We were fighting for fishing rights and we naïvely believed that we were going to get recognized and get our fishing rights given back. That was the whole point of us getting into this process.
I became involved in 1975, when I was elected chair. You didn't know what you were supposed to be doing, but I was bright enough to say 'Let's just ask the tribal members' we came back with a survey and sent it to all of the tribal members we could get a hold of, on top of the list was acknowledgment and recognition. The idea was we would get all of our rights returned to us from the treaties to include fishing rights, land rights, a land base or reservation – and a bucket of gold in the rainbow.
How does it feel to have gone through all of this?

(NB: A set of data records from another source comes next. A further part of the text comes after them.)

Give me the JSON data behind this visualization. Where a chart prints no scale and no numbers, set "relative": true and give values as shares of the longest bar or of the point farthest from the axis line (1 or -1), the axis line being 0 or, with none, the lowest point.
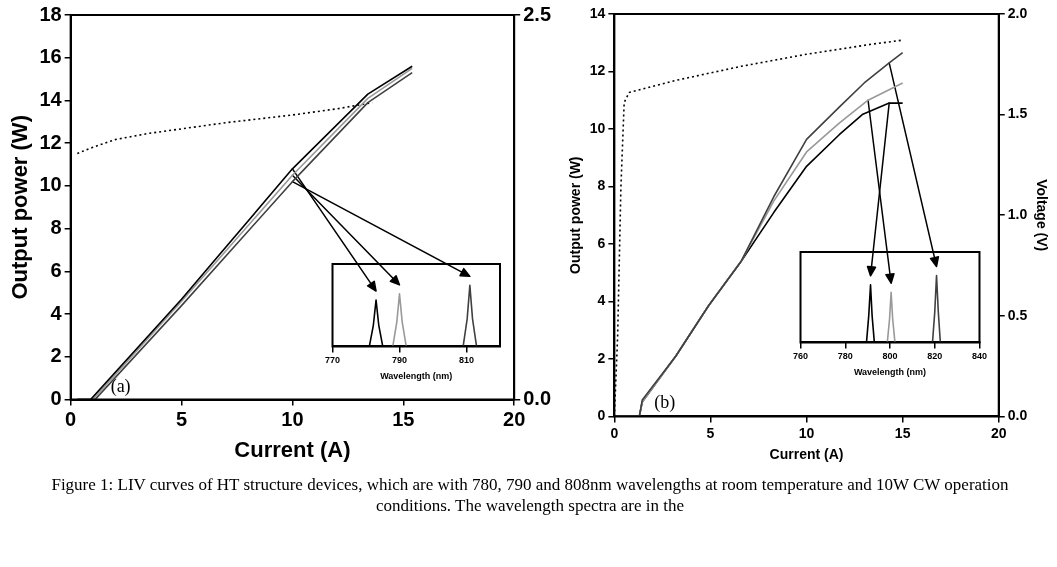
{
  "chart_data": [
    {
      "type": "line",
      "xlabel": "Current (A)",
      "ylabel": "Output power (W)",
      "xlim": [
        0,
        20
      ],
      "xticks": [
        0,
        5,
        10,
        15,
        20
      ],
      "ylim": [
        0,
        18
      ],
      "yticks": [
        0,
        2,
        4,
        6,
        8,
        10,
        12,
        14,
        16,
        18
      ],
      "y2lim": [
        0,
        2.5
      ],
      "y2ticks": [
        {
          "value": 0,
          "label": "0.0"
        },
        {
          "value": 2.5,
          "label": "2.5"
        }
      ],
      "grid": false,
      "legend": false,
      "marker": "none",
      "annotations": [
        "(a)",
        "Figure 1: LIV curves of HT structure devices, which are with 780, 790 and 808nm wavelengths at room temperature and 10W CW operation conditions. The wavelength spectra are in the"
      ],
      "series": [
        {
          "color": "#000000",
          "x": [
            0.3,
            0.9,
            5,
            10,
            13.4,
            15.4
          ],
          "values": [
            0,
            0,
            4.7,
            10.8,
            14.3,
            15.6
          ]
        },
        {
          "color": "#999999",
          "x": [
            0.3,
            1.0,
            5,
            10,
            13.4,
            15.4
          ],
          "values": [
            0,
            0,
            4.6,
            10.5,
            14.1,
            15.5
          ]
        },
        {
          "color": "#404040",
          "x": [
            0.3,
            1.1,
            5,
            10,
            13.4,
            15.4
          ],
          "values": [
            0,
            0,
            4.4,
            10.2,
            13.9,
            15.3
          ]
        },
        {
          "color": "#000000",
          "axis": "y2",
          "line_style": "dotted",
          "x": [
            0.3,
            1,
            2,
            3.5,
            5,
            7,
            10,
            12,
            13.6
          ],
          "values": [
            1.6,
            1.64,
            1.69,
            1.73,
            1.76,
            1.8,
            1.85,
            1.89,
            1.93
          ]
        }
      ]
    },
    {
      "type": "line",
      "relative": true,
      "xlabel": "Wavelength (nm)",
      "xlim": [
        770,
        820
      ],
      "xticks": [
        770,
        790,
        810
      ],
      "tick_labels": "x",
      "grid": false,
      "legend": false,
      "marker": "none",
      "series": [
        {
          "color": "#000000",
          "x": [
            781,
            782.2,
            783,
            783.8,
            785
          ],
          "values": [
            0,
            0.35,
            0.76,
            0.35,
            0
          ]
        },
        {
          "color": "#999999",
          "x": [
            788,
            789.2,
            790,
            790.8,
            792
          ],
          "values": [
            0,
            0.4,
            0.86,
            0.4,
            0
          ]
        },
        {
          "color": "#404040",
          "x": [
            809,
            810.2,
            811,
            811.8,
            813
          ],
          "values": [
            0,
            0.45,
            1,
            0.45,
            0
          ]
        }
      ]
    },
    {
      "type": "line",
      "xlabel": "Current (A)",
      "ylabel": "Output power (W)",
      "y2label": "Voltage (V)",
      "xlim": [
        0,
        20
      ],
      "xticks": [
        0,
        5,
        10,
        15,
        20
      ],
      "ylim": [
        0,
        14
      ],
      "yticks": [
        0,
        2,
        4,
        6,
        8,
        10,
        12,
        14
      ],
      "y2lim": [
        0,
        2
      ],
      "y2ticks": [
        {
          "value": 0,
          "label": "0.0"
        },
        {
          "value": 0.5,
          "label": "0.5"
        },
        {
          "value": 1,
          "label": "1.0"
        },
        {
          "value": 1.5,
          "label": "1.5"
        },
        {
          "value": 2,
          "label": "2.0"
        }
      ],
      "grid": false,
      "legend": false,
      "marker": "none",
      "annotations": [
        "(b)"
      ],
      "series": [
        {
          "color": "#404040",
          "x": [
            0,
            1.1,
            1.3,
            1.45,
            3.2,
            4.9,
            6.6,
            8.3,
            10,
            11.7,
            13,
            14.3,
            15
          ],
          "values": [
            0,
            0,
            0,
            0.57,
            2.1,
            3.85,
            5.4,
            7.65,
            9.64,
            10.76,
            11.6,
            12.3,
            12.66
          ]
        },
        {
          "color": "#999999",
          "x": [
            0,
            1.1,
            1.3,
            1.45,
            3.2,
            4.9,
            6.6,
            8.3,
            10,
            11.7,
            13.2,
            15
          ],
          "values": [
            0,
            0,
            0,
            0.5,
            2.1,
            3.85,
            5.4,
            7.5,
            9.2,
            10.2,
            11,
            11.6
          ]
        },
        {
          "color": "#000000",
          "x": [
            0,
            1.1,
            1.3,
            1.45,
            3.2,
            4.9,
            6.6,
            8.3,
            10,
            11.7,
            12.9,
            14.3,
            15
          ],
          "values": [
            0,
            0,
            0,
            0.5,
            2.1,
            3.85,
            5.4,
            7.1,
            8.7,
            9.8,
            10.5,
            10.9,
            10.9
          ]
        },
        {
          "color": "#000000",
          "axis": "y2",
          "line_style": "dotted",
          "x": [
            0,
            0.17,
            0.34,
            0.51,
            0.77,
            3.2,
            6.6,
            10,
            13.4,
            15
          ],
          "values": [
            0,
            0.4,
            1.14,
            1.56,
            1.61,
            1.67,
            1.74,
            1.8,
            1.85,
            1.87
          ]
        }
      ]
    },
    {
      "type": "line",
      "relative": true,
      "xlabel": "Wavelength (nm)",
      "xlim": [
        760,
        840
      ],
      "xticks": [
        760,
        780,
        800,
        820,
        840
      ],
      "tick_labels": "x",
      "grid": false,
      "legend": false,
      "marker": "none",
      "series": [
        {
          "color": "#000000",
          "x": [
            789.5,
            790.5,
            791.3,
            792,
            793
          ],
          "values": [
            0,
            0.4,
            0.86,
            0.4,
            0
          ]
        },
        {
          "color": "#999999",
          "x": [
            798.8,
            799.8,
            800.5,
            801.2,
            802.2
          ],
          "values": [
            0,
            0.35,
            0.75,
            0.35,
            0
          ]
        },
        {
          "color": "#404040",
          "x": [
            819,
            820,
            820.8,
            821.6,
            822.5
          ],
          "values": [
            0,
            0.45,
            1,
            0.45,
            0
          ]
        }
      ]
    }
  ]
}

It is disgusting to me. I always say now when I go around speaking, and I have done this for about 35 years for the tribe, I just don't understand why any Native American tribe has to prove who they are. If you know anything about this country, we have invited everybody to come in here – but are they standing at the line having to prove who they are?
How do you feel about the decision of the judge?
I have mixed emotions about this. I was shocked and I have always heard he was a fair judge.
It is common sense that our tribe should be acknowledged by the federal government. It offends me that we have worked so very hard, and talked to historians and worked with volunteers and paid petition writers to help pull this together, but then to sit through this awful, awful process?
We were told over 30 years ago, that we should be able to get through the process within five years. That was a fib.
We now live on a 2/3 of an acre reservation. We gave up 54,000 acres which is Seattle, and then we buy back the 2/3 of an acre. I'm not complaining because I'm grateful for this land but we want to raise money because parking is really tough here when we have big gatherings.
Why has it taken nearly 36 Years?
We once received a letter of deficiency, which told us something was missing, we took care of that, we waited and waited and then we received another letter of deficiency, and that's just the way it went. They said they were dealing with all of these tribes in California and they always had excuses why they couldn't work on this process.
I don't know how these people get jobs and not do their work. Then they complain too many people are seeking acknowledgment. It goes back to our wonderful government. I say, just come back and recognize us, because we want to help the community here in Seattle.